File this one under “buried items on Fiscal Update Day.” Public Safety Canada announced a second deferral of a new “firearms marking” regime that could eventually force manufacturers to stamp certain identifying information on guns (the first deferral came in 2018, and the regulations were first introduced in 2004). A statement from the department promises “continued” consultations. The feds ended the missive by heading off gun-lobby speculation at the pass: “The Government will not reintroduce the long-gun registry.”
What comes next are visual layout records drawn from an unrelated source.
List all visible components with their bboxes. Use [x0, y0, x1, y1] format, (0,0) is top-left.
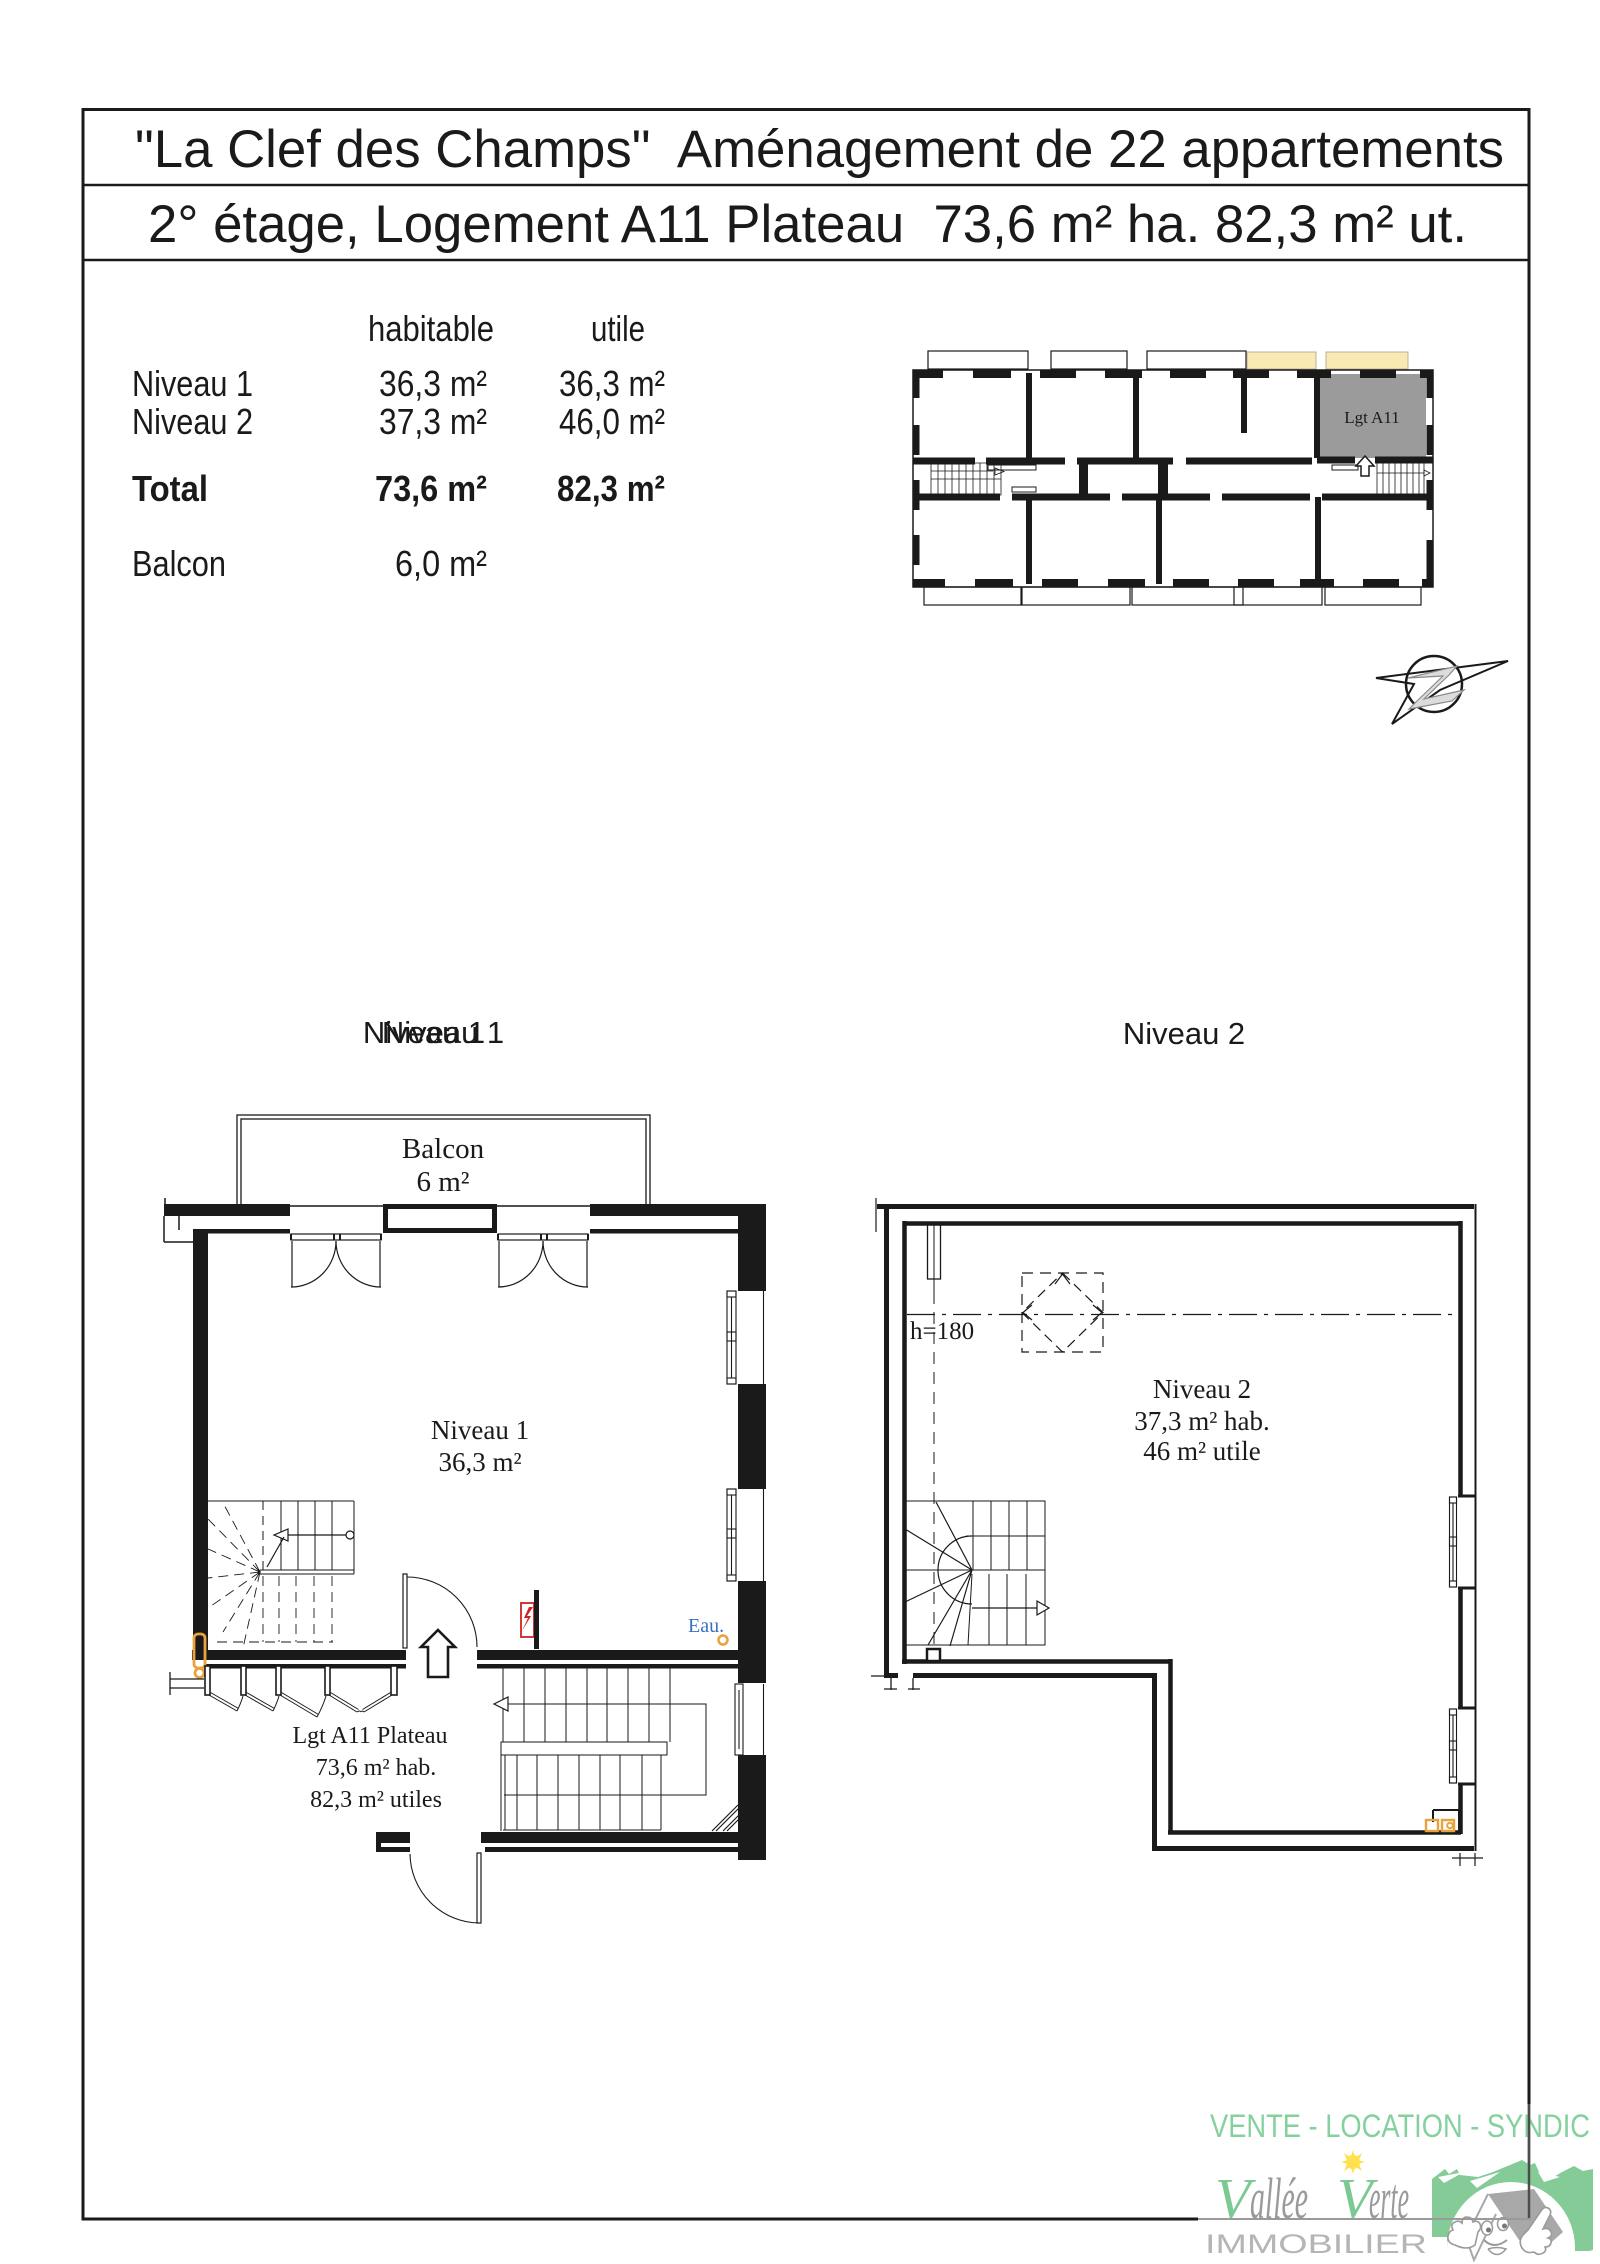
- svg-text:Total: Total: [132, 468, 208, 509]
- svg-text:36,3 m²: 36,3 m²: [438, 1447, 521, 1477]
- svg-text:Lgt A11: Lgt A11: [1344, 408, 1400, 427]
- svg-text:utile: utile: [591, 308, 645, 349]
- svg-text:73,6 m² hab.: 73,6 m² hab.: [316, 1755, 437, 1781]
- svg-text:Niveau 2: Niveau 2: [1123, 1016, 1245, 1051]
- svg-text:36,3 m²: 36,3 m²: [379, 363, 487, 404]
- svg-text:Niveau 1: Niveau 1: [132, 363, 253, 404]
- svg-text:h=180: h=180: [910, 1318, 974, 1345]
- svg-text:Niveau 2: Niveau 2: [132, 401, 253, 442]
- svg-text:Niveau 1: Niveau 1: [431, 1415, 529, 1445]
- svg-text:2° étage, Logement A11 Plateau: 2° étage, Logement A11 Plateau 73,6 m² h…: [148, 195, 1467, 254]
- svg-text:36,3 m²: 36,3 m²: [559, 363, 665, 404]
- svg-text:habitable: habitable: [368, 308, 494, 349]
- svg-text:6,0 m²: 6,0 m²: [395, 543, 487, 584]
- svg-text:VENTE - LOCATION - SYNDIC: VENTE - LOCATION - SYNDIC: [1210, 2108, 1590, 2144]
- svg-text:allée: allée: [1250, 2166, 1308, 2231]
- svg-text:73,6 m²: 73,6 m²: [375, 468, 487, 509]
- svg-text:37,3 m²: 37,3 m²: [379, 401, 487, 442]
- svg-text:46 m² utile: 46 m² utile: [1143, 1436, 1261, 1466]
- svg-text:"La Clef des Champs" Aménagem: "La Clef des Champs" Aménagement de 22 a…: [135, 120, 1504, 179]
- svg-text:46,0 m²: 46,0 m²: [559, 401, 665, 442]
- svg-text:82,3 m² utiles: 82,3 m² utiles: [310, 1787, 442, 1813]
- svg-text:Niveau 1: Niveau 1: [382, 1015, 504, 1050]
- svg-text:Balcon: Balcon: [132, 543, 226, 584]
- svg-text:IMMOBILIER: IMMOBILIER: [1205, 2229, 1427, 2259]
- svg-text:6 m²: 6 m²: [416, 1166, 469, 1198]
- svg-text:Lgt A11 Plateau: Lgt A11 Plateau: [292, 1723, 447, 1749]
- svg-text:82,3 m²: 82,3 m²: [557, 468, 665, 509]
- svg-text:Eau.: Eau.: [688, 1615, 724, 1637]
- svg-text:37,3 m² hab.: 37,3 m² hab.: [1134, 1406, 1270, 1436]
- svg-text:erte: erte: [1369, 2166, 1409, 2231]
- svg-text:Balcon: Balcon: [402, 1133, 485, 1165]
- svg-text:Niveau 2: Niveau 2: [1153, 1374, 1251, 1404]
The pandas are home: A few months back, Da Mao and Er Shun‘s prospects for healthy living looked bleak. The Calgary Zoo was running out of bamboo (the Canadian source of which was unclear), and a return trip home to China was iced because of what the zoo called “emerging government sensitivities.”  The Chinese side appears to have sorted itself out, though, because the zoo announced the pandas returned to China after a marathon journey by way of a “diverted Lufthansa Cargo flight” to Frankfurt, Germany. 欢迎回家.